Three years after Redmond's researchers published their whitepaper on distributed graph engine Trinity, Microsoft has announced that it has released the technology – now named Graph Engine – on an open-source basis under the MIT licence.
Why? Graph Engine lands in an odd, open-sourcey kind of place. According to DB-Engines, the most popular graph DBMS by some magnitudes is Neo4j, followed by OrientDB and Aurelius's TitanDB graph databases, which both have roughly 15 per cent as many users.
OrientDB and TitanDB have both been dogged by complaints that they are not production-ready, yet they are both in use. Alongside Neo4j, they are essentially open-source NoSQL databases, which Graph Engine arguably is too, although it has not been designed to do the things that graph databases are known for doing.
Known for doing?
Graph databases are databases (duh) specialised to perform complex queries on highly interconnected data. In theory, they cater to queries multiple levels deep for which multi-way
JOINs in relational databases would be prohibitively computationally expensive – although performance in terms of how many levels may actually be traversed varies between graph database offerings.
All graph databases are, by definition, made up of the lines, or edges, connecting the data items within them. These would be considered nodes by graph theory proponents (which almost all graph database users are) and are roughly equivalent to rows in relational databases. Both the edges and nodes contain properties, which function like key-value pairs for the purposes of querying data.
But while all graph databases are constituted of the relationship between data items, the graph databases currently available on the market are quite different in the workloads they're optimised for. Some, such as Neo4j, employ a single data model that's been optimised, while others like OrientDB use different data models.
This is where Graph Engine offers something different.
Late, but different
Microsoft's Graph Engine has not been tuned to query or store data. Nor is it ACID transaction compliant – like most other graph databases. Rather, Graph Engine lets you crunch analytical workloads, including online transaction processing using the memory of a distributed system.
As one researcher from the Graph Engine team described it to The Register, Graph Engine is a "distributed in-memory data processing engine" with "a strongly typed distributed key-value store" as the storage backend.

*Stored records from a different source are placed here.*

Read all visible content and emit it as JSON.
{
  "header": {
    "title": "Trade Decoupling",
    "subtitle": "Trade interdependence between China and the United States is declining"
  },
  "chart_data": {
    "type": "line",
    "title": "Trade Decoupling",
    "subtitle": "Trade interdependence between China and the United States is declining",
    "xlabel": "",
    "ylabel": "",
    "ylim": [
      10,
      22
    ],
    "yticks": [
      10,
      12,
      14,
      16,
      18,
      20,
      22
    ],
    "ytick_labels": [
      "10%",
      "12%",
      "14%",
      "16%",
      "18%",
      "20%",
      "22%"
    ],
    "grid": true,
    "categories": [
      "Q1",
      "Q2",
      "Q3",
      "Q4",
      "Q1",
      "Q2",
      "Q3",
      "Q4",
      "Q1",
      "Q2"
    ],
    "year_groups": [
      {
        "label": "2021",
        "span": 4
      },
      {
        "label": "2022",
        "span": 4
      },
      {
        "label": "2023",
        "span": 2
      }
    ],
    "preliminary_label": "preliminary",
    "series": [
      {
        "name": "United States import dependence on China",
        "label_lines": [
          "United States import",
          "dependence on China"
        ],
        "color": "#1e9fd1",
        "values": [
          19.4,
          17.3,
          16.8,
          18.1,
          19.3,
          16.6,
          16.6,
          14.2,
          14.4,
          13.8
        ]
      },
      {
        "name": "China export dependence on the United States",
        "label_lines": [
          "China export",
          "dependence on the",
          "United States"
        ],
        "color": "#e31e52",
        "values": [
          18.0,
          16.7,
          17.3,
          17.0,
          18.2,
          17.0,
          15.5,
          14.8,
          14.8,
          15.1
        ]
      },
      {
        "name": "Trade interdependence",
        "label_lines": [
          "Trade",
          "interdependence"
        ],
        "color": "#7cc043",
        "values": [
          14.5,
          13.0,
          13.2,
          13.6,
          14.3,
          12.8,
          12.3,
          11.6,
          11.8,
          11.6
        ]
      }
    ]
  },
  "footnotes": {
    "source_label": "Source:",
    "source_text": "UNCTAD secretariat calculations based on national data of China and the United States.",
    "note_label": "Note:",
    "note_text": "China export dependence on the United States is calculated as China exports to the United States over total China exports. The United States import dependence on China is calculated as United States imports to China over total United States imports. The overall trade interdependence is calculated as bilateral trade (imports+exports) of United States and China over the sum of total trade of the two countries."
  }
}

In other words, the computation takes place across a cluster of machines – a cloud – where the storage infrastructure holds data in-memory.
As the data is being held in-memory, it cannot be located through a physical address to a location on a networked hard disk, but instead is tracked using hashes and replicated index tables across the cloud.
This lets you perform those classic graph queries that delve multiple levels deep, only they are sped up through the use of an memory-based storage infrastructure. It also means that offline graph analytics can be improved with parallel processing provided for by the distributed architecture.
A key difference for most graph databases is the query languages they utilise; each one independent to its own graph. Neo4j's language is called Cypher, which is a declarative, SQL-inspired language for describing patterns in graphs visually using an ASCII-art syntax.
OrientDB's query language commits to being SQL-like, while TitanDB uses the Gremlin query language, which is vying to become the standard. Similar to Cypher, it chains traversal operators together to form path-like expressions of how the query should be executed throughout the graph.
The real difference in Graph Engine is visible here, with its use of Language Integrated Knowledge Query (LIKQ). According to Microsoft this lets users express their query logic using lambda expressions. "It combines the capability of fast graph exploration and the flexibility of lambda expression: server-side computations can be expressed in lambda expressions, embedded in LIKQ, and executed on the server side during graph traversal," Microsoft said.
Translated: LIKQ arguments can be added to queries via Lambda, for analysis of the data within the graph and more complicated analytics.
Other differences? Graph Engine is Windows-only but will "soon" arrive on non-Windows platforms, according to this post on Hacker News.
Also, unlike the open-source crowd, there's no paid support, so use Graph Engine and you're on your own if things go wrong. Evidently, Microsoft want to encourage folk to play with Graph Engine, suggesting users ping them for "design consulting".
These are early days and "free" is the bait used in open source to encourage adoption. Payment comes later or in parallel for the "enterprise" edition.
If and when Graph Engine receives wide use, paid support will no doubt be forthcoming.
As the first processing-focused technology of its type, Microsoft will await uptake before commercialising Graph Engine as it has SQL Server or Azure SQL and with paid support. ®